Although thinking of your body as a living sculpture is not by any means an original illustration, nonetheless, it really does sum up what a bodybuilder is trying to achieve. The barbells dumbbells and machines are the tools to carve and chisel your sculpture. Food is a way to add extra mass and size to your sculpture. Steroids, in essence, are a means to speed up the process. They allow a person to transform their sculpture to that of a He-man action figure instead of a Greek statue. Whereas it might take decades to mold and sculpt a perfect your physique with out drugs, it might take a steroid user only six months to match what you’ve taken decades to achieve.

It isn’t always an easy journey. Seeing guys that are a lot bigger is frustrating, but I know that with a few cycles of whatever they’re taking, I’d be the same size.

As I get older, it’s sometimes really frustrating to see guys on the Olympia stage who are 25-28 years old. I’ve been training longer than they’ve been alive. Some of these guys have been training less than 10 years. And I know I’ll never achieve that look – ever.

Early on I realized that the physique of Frank Zane was more attainable. I never had the desire to actually look like Lee Haney back then or Jay Cutler of today. I’ve tried to build a ripped physique that is 165-170 pounds. That has always been my desire and it’s realistic.

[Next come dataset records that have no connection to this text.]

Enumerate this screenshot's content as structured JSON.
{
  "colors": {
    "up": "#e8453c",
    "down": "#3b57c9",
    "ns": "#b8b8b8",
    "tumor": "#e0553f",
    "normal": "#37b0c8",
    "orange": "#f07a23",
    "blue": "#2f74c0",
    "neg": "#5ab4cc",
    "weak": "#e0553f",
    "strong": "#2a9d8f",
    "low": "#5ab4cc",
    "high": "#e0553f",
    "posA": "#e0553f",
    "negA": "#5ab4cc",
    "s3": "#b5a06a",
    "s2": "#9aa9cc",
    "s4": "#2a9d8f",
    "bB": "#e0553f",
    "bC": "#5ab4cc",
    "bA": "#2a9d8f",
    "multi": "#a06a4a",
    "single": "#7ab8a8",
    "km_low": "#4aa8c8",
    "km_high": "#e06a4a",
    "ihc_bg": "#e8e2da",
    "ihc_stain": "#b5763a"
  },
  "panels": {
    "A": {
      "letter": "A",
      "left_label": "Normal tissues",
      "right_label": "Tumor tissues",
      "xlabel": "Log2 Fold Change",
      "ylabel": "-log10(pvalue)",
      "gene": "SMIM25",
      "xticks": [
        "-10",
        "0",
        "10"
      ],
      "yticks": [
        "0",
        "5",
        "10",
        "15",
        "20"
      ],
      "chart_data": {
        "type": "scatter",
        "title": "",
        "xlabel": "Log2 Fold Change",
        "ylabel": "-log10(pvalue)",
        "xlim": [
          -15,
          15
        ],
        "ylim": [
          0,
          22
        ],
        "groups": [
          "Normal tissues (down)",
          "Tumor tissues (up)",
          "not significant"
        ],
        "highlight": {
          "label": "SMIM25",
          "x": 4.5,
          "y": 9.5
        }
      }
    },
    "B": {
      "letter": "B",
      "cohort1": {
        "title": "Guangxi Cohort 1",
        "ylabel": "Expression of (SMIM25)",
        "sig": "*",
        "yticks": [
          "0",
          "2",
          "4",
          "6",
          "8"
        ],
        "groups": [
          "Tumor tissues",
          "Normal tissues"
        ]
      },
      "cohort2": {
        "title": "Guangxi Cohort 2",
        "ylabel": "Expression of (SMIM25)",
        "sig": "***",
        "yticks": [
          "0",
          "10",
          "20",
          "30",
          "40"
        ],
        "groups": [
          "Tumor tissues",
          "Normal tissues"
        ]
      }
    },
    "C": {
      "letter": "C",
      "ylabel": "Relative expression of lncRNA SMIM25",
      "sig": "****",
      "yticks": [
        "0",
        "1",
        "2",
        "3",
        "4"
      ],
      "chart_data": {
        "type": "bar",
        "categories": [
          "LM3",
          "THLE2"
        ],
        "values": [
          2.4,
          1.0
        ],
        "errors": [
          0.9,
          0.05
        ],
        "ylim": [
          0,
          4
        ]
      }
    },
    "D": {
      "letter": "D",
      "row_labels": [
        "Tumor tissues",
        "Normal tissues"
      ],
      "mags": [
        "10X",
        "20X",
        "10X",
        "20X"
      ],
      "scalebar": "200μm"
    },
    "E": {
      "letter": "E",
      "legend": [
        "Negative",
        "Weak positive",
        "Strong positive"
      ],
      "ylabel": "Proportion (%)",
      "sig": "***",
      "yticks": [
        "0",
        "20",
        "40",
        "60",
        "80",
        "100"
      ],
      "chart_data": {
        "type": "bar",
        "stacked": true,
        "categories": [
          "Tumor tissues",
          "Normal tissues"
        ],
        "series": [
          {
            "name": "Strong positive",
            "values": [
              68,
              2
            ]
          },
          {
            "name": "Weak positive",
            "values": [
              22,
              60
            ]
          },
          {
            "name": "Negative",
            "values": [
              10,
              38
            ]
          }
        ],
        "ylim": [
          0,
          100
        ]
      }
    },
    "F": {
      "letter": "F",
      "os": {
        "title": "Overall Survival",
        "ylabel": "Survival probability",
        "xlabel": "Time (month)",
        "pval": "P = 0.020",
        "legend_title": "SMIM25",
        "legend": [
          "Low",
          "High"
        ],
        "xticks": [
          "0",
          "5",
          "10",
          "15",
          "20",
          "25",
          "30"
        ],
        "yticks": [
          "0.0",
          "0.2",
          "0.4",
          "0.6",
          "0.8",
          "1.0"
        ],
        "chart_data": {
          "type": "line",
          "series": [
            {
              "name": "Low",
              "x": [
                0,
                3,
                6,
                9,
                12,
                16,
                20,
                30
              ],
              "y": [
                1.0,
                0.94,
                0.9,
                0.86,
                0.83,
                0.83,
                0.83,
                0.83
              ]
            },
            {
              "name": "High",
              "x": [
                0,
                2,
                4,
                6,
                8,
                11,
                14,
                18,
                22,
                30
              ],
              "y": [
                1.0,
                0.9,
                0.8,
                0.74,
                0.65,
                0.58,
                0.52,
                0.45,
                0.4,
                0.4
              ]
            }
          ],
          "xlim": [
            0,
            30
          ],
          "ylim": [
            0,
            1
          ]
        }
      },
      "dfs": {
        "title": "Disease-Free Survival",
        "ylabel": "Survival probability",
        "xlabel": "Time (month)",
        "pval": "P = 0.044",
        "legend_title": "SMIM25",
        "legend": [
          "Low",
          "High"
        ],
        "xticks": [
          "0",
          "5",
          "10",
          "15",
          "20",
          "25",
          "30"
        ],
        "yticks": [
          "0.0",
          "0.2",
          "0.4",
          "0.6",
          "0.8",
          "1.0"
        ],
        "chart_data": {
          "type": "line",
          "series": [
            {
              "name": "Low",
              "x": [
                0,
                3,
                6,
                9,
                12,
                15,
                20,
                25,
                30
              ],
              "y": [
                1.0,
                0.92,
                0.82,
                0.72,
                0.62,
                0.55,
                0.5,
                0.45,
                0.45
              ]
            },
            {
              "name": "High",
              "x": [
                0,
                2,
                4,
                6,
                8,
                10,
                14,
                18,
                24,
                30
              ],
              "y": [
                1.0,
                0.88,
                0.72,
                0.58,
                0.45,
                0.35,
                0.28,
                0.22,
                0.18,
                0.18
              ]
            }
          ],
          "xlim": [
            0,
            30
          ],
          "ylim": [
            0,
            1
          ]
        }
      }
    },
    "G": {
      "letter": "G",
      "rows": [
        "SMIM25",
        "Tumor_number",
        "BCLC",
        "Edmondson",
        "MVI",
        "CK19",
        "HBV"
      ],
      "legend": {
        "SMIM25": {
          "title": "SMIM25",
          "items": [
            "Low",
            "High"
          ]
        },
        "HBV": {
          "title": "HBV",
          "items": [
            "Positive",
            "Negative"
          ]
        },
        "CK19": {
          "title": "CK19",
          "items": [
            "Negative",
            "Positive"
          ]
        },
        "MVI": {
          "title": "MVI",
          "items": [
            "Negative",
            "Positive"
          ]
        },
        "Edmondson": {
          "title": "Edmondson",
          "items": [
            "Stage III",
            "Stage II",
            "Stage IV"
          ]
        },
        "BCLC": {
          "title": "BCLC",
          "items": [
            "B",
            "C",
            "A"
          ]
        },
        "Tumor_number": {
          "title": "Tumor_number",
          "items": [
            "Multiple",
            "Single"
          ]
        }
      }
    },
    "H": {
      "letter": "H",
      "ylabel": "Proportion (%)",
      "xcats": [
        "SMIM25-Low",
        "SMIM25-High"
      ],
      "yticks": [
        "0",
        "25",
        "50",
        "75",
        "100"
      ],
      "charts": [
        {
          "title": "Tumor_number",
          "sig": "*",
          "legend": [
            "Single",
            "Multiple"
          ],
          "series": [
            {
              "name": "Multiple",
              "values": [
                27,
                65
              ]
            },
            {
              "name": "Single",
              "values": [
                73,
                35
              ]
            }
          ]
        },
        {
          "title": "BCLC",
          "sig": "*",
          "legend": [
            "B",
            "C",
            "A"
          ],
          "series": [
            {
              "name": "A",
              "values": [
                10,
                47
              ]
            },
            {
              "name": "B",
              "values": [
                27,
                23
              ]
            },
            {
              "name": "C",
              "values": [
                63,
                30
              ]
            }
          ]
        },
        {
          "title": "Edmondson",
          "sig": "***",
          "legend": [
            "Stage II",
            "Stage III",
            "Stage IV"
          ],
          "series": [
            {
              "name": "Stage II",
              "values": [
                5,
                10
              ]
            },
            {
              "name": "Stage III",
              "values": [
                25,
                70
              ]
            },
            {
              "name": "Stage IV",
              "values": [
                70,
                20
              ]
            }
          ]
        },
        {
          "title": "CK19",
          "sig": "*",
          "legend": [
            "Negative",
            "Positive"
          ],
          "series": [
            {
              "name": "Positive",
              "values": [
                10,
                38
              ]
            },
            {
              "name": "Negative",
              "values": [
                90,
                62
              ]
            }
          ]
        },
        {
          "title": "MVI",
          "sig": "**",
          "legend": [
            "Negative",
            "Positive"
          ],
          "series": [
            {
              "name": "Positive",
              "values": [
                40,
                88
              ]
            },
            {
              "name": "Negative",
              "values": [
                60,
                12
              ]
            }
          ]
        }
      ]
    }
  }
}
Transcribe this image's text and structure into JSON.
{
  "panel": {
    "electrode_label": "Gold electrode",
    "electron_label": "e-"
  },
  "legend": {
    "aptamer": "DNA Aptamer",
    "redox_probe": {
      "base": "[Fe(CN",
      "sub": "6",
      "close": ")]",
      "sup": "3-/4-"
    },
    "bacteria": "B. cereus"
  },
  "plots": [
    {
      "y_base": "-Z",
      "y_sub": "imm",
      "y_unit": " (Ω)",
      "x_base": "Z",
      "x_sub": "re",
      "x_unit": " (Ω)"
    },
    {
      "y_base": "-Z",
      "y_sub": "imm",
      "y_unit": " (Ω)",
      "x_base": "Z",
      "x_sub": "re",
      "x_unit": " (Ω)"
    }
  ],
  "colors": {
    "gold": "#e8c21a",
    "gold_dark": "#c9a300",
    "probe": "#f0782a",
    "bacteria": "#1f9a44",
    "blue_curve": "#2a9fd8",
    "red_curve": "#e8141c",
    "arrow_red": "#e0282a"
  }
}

You might ask why I continue to be a fan of pro bodybuilding if it creates frustrations from seeing the unachievable. Well, I’m still inspired by those physiques more than it frustrates me. I read an article by Arnold when I was 14 years old. He stated that he envisioned his biceps to be mountains and fill up the entire room when he was training. He thought big and didn’t set any boundaries. That’s the way I see pro bodybuilders. I appreciate the physiques and see what someone has obtained and I strive to get close to that. For instance, seeing the armor-plated look of Jay Cutler’s chest makes me train harder to fill in my upper chest so the split between my pecs is more pronounced. My chest won’t ever be the size of Cutler’s, but I can add a little more clay to my sculpture to get closer to do what I want.

It’s inspiring to watch a Battle for the Olympia DVD or Jay Cutler’s One Step Closer DVD while I’m doing cardio. Seeing the shredded physiques makes me want to peddle the bike a little harder or a little longer to burn off just a bit more body fat. I know I won’t be as big, but I can still get freaky lean with lots of striations popping out.


The last time I competed I was 19 and I won my class and the overall title. I weighed a whopping147 pounds. Looking back at my condition, I could have even been about two to three pounds lighter for the best conditioning I could achieve without drugs. 20 years later I still train four to five days per week and, if I were to really diet down and compete again, my weight would be about 165 pounds with the same level of conditioning. That’s 20 pounds of muscle in 20 years. Compared to reading how some IFBB Pros gain 20 pounds in one year, it doesn’t sound very impressive does it? Not really, but I’m okay with it and that’s the path I’ve chosen. And I’ll continue on it.